Participants lay a wreath and flowers in front of a monument dedicated to the underground archives of the Jewish ghetto during its unveiling ceremony at the site in Warsaw, April 19, 2021.
Participants lay a wreath and flowers in front of a monument dedicated to the underground archives of the Jewish ghetto during its unveiling ceremony at the site in Warsaw, April 19, 2021. (Wojtek Radwanski/AFP via Getty Images via JTA)

The Ringelblum Archive, a collection of artifacts hidden underground documenting life in the Warsaw Ghetto, now has its own striking monument.

WARSAW, Poland (JTA) — A group of Jewish organizations has unveiled a monument marking the area where a group of Jewish writers and activists buried an archive of material documenting their Holocaust experiences.

The commemoration of the Ringelblum Archive was timed to the 78th anniversary of the Warsaw Ghetto Uprising on Monday.

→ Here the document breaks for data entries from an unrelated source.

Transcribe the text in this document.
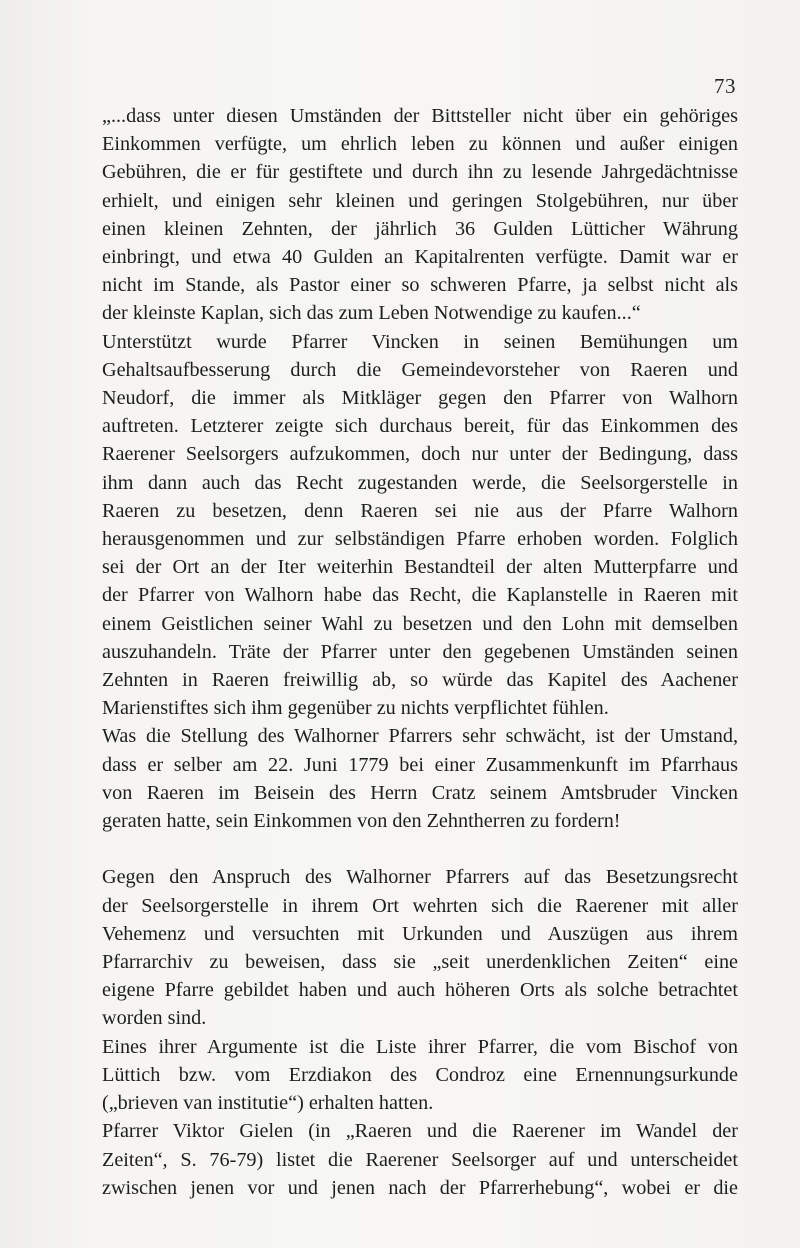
73

„...dass unter diesen Umständen der Bittsteller nicht über ein gehöriges

Einkommen verfügte, um ehrlich leben zu können und außer einigen

Gebühren, die er für gestiftete und durch ihn zu lesende Jahrgedächtnisse

erhielt, und einigen sehr kleinen und geringen Stolgebühren, nur über

einen kleinen Zehnten, der jährlich 36 Gulden Lütticher Währung

einbringt, und etwa 40 Gulden an Kapitalrenten verfügte. Damit war er

nicht im Stande, als Pastor einer so schweren Pfarre, ja selbst nicht als

der kleinste Kaplan, sich das zum Leben Notwendige zu kaufen...“

Unterstützt wurde Pfarrer Vincken in seinen Bemühungen um

Gehaltsaufbesserung durch die Gemeindevorsteher von Raeren und

Neudorf, die immer als Mitkläger gegen den Pfarrer von Walhorn

auftreten. Letzterer zeigte sich durchaus bereit, für das Einkommen des

Raerener Seelsorgers aufzukommen, doch nur unter der Bedingung, dass

ihm dann auch das Recht zugestanden werde, die Seelsorgerstelle in

Raeren zu besetzen, denn Raeren sei nie aus der Pfarre Walhorn

herausgenommen und zur selbständigen Pfarre erhoben worden. Folglich

sei der Ort an der Iter weiterhin Bestandteil der alten Mutterpfarre und

der Pfarrer von Walhorn habe das Recht, die Kaplanstelle in Raeren mit

einem Geistlichen seiner Wahl zu besetzen und den Lohn mit demselben

auszuhandeln. Träte der Pfarrer unter den gegebenen Umständen seinen

Zehnten in Raeren freiwillig ab, so würde das Kapitel des Aachener

Marienstiftes sich ihm gegenüber zu nichts verpflichtet fühlen.

Was die Stellung des Walhorner Pfarrers sehr schwächt, ist der Umstand,

dass er selber am 22. Juni 1779 bei einer Zusammenkunft im Pfarrhaus

von Raeren im Beisein des Herrn Cratz seinem Amtsbruder Vincken

geraten hatte, sein Einkommen von den Zehntherren zu fordern!

Gegen den Anspruch des Walhorner Pfarrers auf das Besetzungsrecht

der Seelsorgerstelle in ihrem Ort wehrten sich die Raerener mit aller

Vehemenz und versuchten mit Urkunden und Auszügen aus ihrem

Pfarrarchiv zu beweisen, dass sie „seit unerdenklichen Zeiten“ eine

eigene Pfarre gebildet haben und auch höheren Orts als solche betrachtet

worden sind.

Eines ihrer Argumente ist die Liste ihrer Pfarrer, die vom Bischof von

Lüttich bzw. vom Erzdiakon des Condroz eine Ernennungsurkunde

(„brieven van institutie“) erhalten hatten.

Pfarrer Viktor Gielen (in „Raeren und die Raerener im Wandel der

Zeiten“, S. 76-79) listet die Raerener Seelsorger auf und unterscheidet

zwischen jenen vor und jenen nach der Pfarrerhebung“, wobei er die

A group of historians, journalists, writers and social activists led by Emanuel Ringelblum and known as Oneg Shabbat collected the material — from reports and diaries to posters, drawings and even candy wrappers — documenting the horrid conditions in the ghetto and hid the cache underground in metal boxes and milk cans. Most of the documents have been found.

The monument at 28 Nowolipki St., designed by Łukasz Mieszkowski and Marcin Urbanek, centers on a transparent cube containing a copy of an archival document.

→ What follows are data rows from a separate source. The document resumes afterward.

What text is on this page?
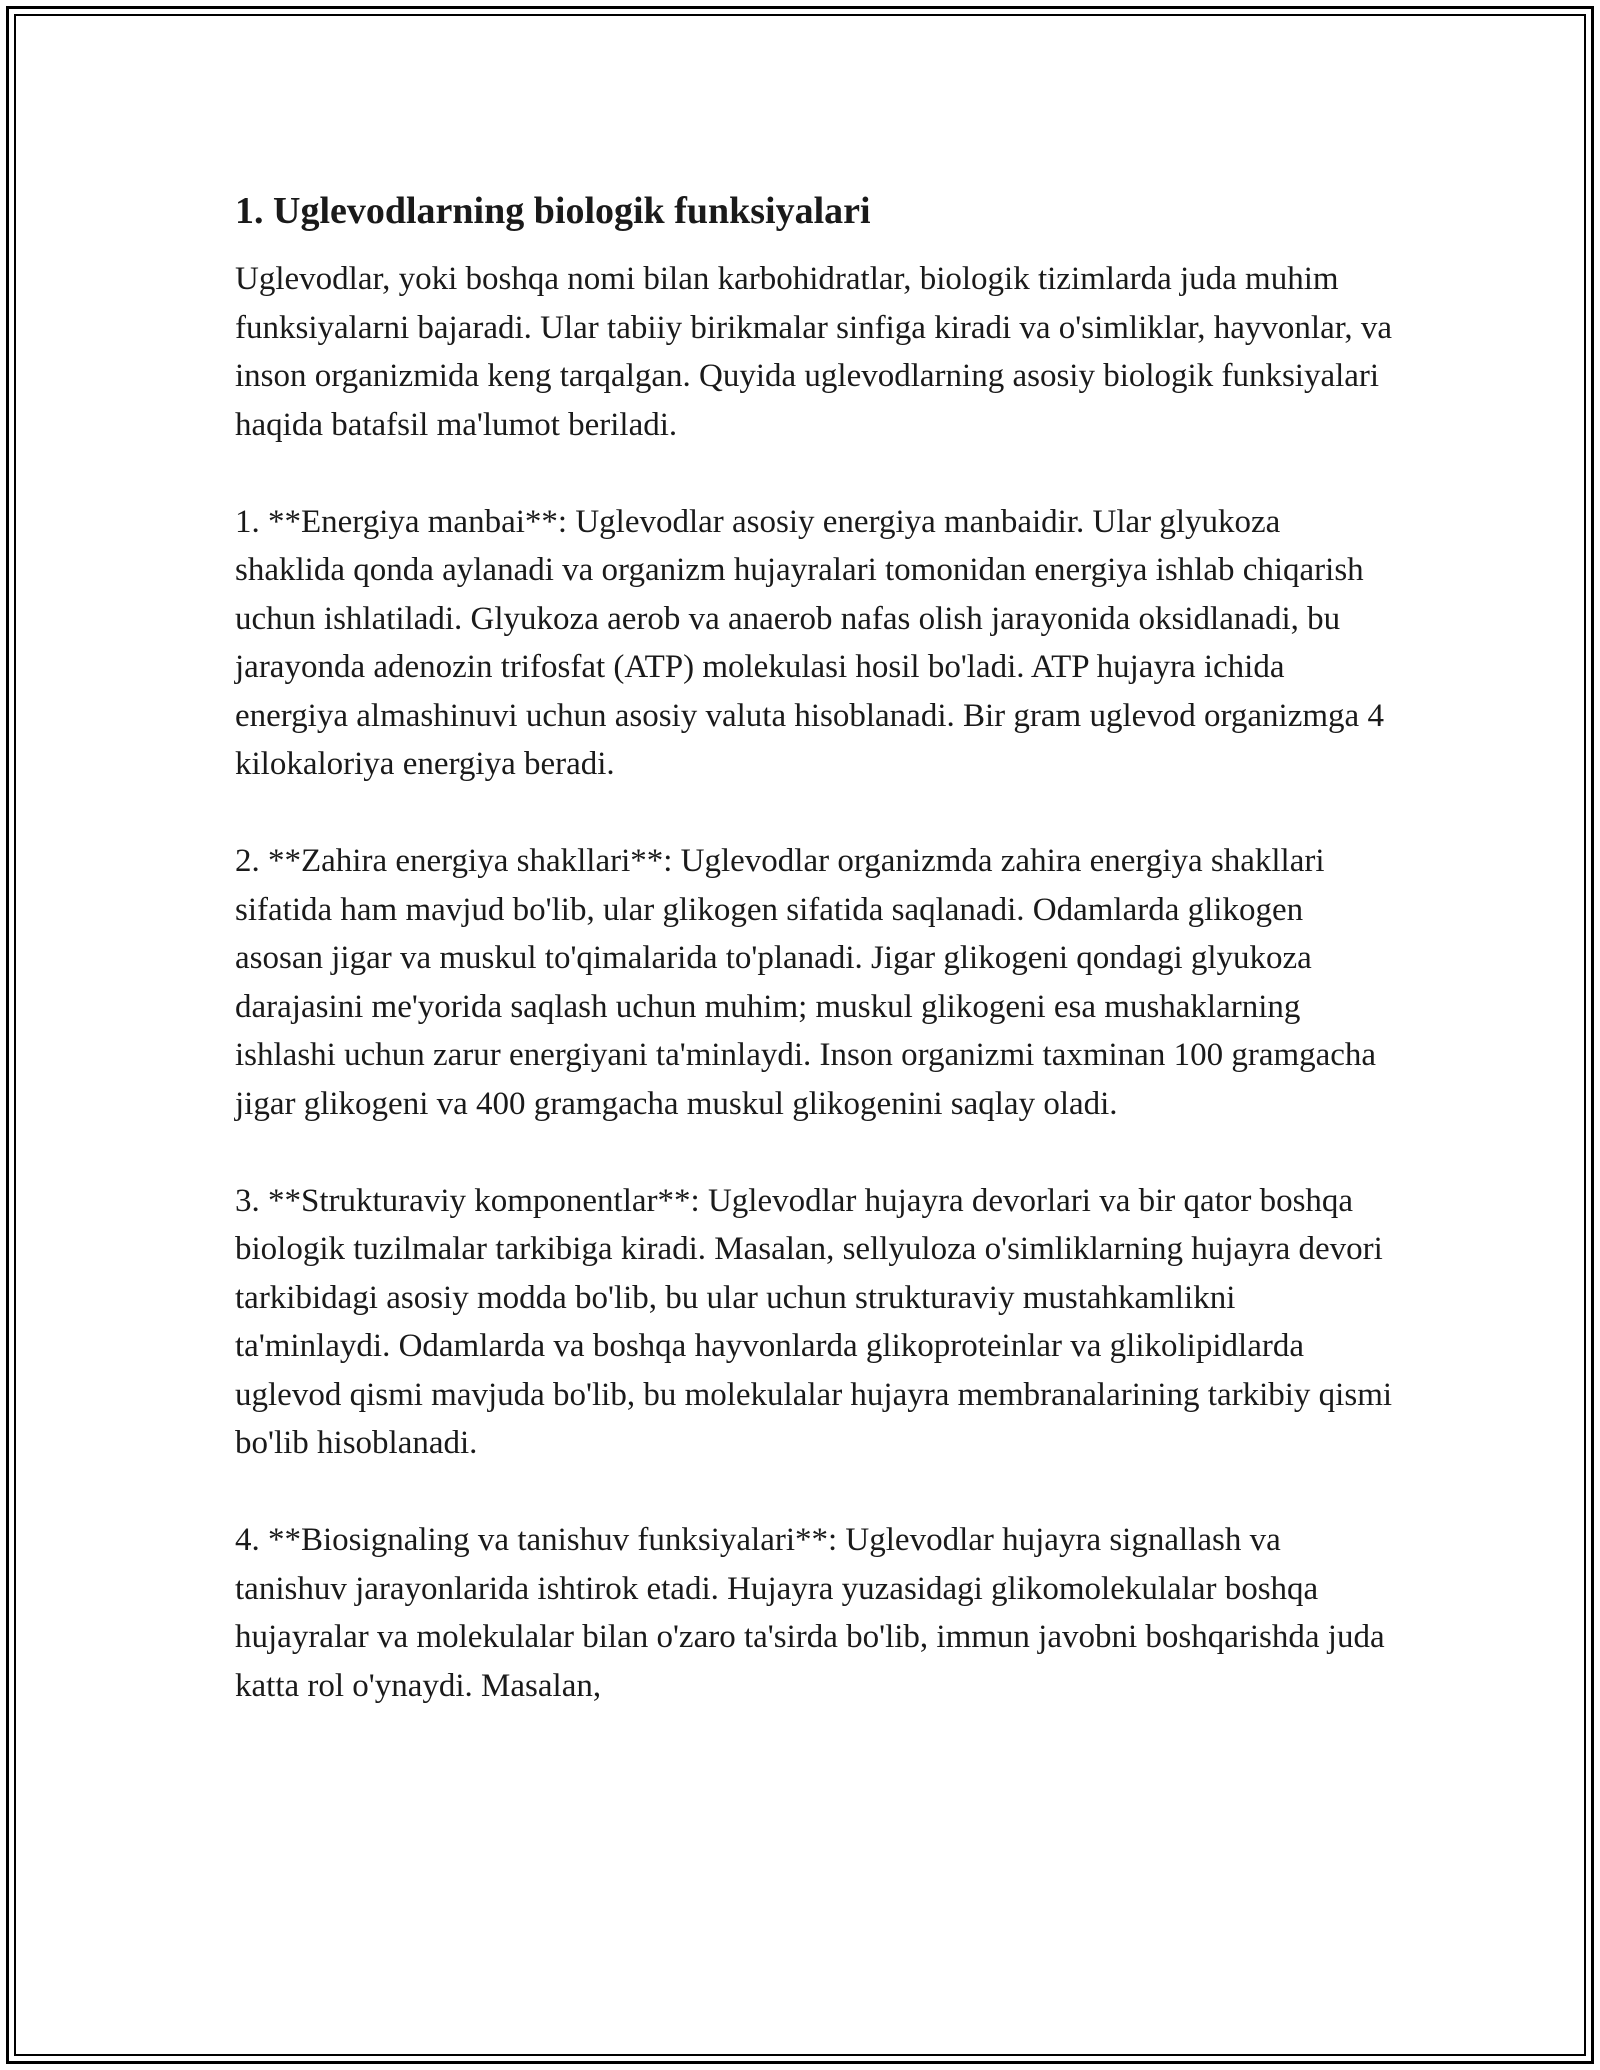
1. Uglevodlarning biologik funksiyalari

Uglevodlar, yoki boshqa nomi bilan karbohidratlar, biologik tizimlarda juda muhim funksiyalarni bajaradi. Ular tabiiy birikmalar sinfiga kiradi va o'simliklar, hayvonlar, va inson organizmida keng tarqalgan. Quyida uglevodlarning asosiy biologik funksiyalari haqida batafsil ma'lumot beriladi.

1. **Energiya manbai**: Uglevodlar asosiy energiya manbaidir. Ular glyukoza shaklida qonda aylanadi va organizm hujayralari tomonidan energiya ishlab chiqarish uchun ishlatiladi. Glyukoza aerob va anaerob nafas olish jarayonida oksidlanadi, bu jarayonda adenozin trifosfat (ATP) molekulasi hosil bo'ladi. ATP hujayra ichida energiya almashinuvi uchun asosiy valuta hisoblanadi. Bir gram uglevod organizmga 4 kilokaloriya energiya beradi.

2. **Zahira energiya shakllari**: Uglevodlar organizmda zahira energiya shakllari sifatida ham mavjud bo'lib, ular glikogen sifatida saqlanadi. Odamlarda glikogen asosan jigar va muskul to'qimalarida to'planadi. Jigar glikogeni qondagi glyukoza darajasini me'yorida saqlash uchun muhim; muskul glikogeni esa mushaklarning ishlashi uchun zarur energiyani ta'minlaydi. Inson organizmi taxminan 100 gramgacha jigar glikogeni va 400 gramgacha muskul glikogenini saqlay oladi.

3. **Strukturaviy komponentlar**: Uglevodlar hujayra devorlari va bir qator boshqa biologik tuzilmalar tarkibiga kiradi. Masalan, sellyuloza o'simliklarning hujayra devori tarkibidagi asosiy modda bo'lib, bu ular uchun strukturaviy mustahkamlikni ta'minlaydi. Odamlarda va boshqa hayvonlarda glikoproteinlar va glikolipidlarda uglevod qismi mavjuda bo'lib, bu molekulalar hujayra membranalarining tarkibiy qismi bo'lib hisoblanadi.

4. **Biosignaling va tanishuv funksiyalari**: Uglevodlar hujayra signallash va tanishuv jarayonlarida ishtirok etadi. Hujayra yuzasidagi glikomolekulalar boshqa hujayralar va molekulalar bilan o'zaro ta'sirda bo'lib, immun javobni boshqarishda juda katta rol o'ynaydi. Masalan,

Due to the pandemic, no official ceremony was organized. But the groups involved in the project — among them the Stacja Muranow Association, which educates locals on Warsaw Ghetto history, and the city’s Association of the Jewish Historical Institute, dedicated to research on the Ringelblum Archive — released an eight-minute video about it on YouTube.

“This is important for Poland, important for Warsaw residents and this is important for the whole Jewish community, wherever it may be,” said Piotr Wiślicki, president of the Association of the Jewish Historical Institute. “During the building of this commemoration, we discovered old artifacts from the Warsaw ghetto times. They will be deposited in a special display cabinet in Jewish Historical Institute.”

Soon after the Nazis invaded Poland in 1939, they forced nearly 500,000 Jews to live in unsanitary quarters in what came to be known as the Warsaw Ghetto. Most were murdered or died of starvation or disease.

There are also plans to honor the Oneg Shabbat group with a monument at Warsaw’s Jewish cemetery, AFP reported.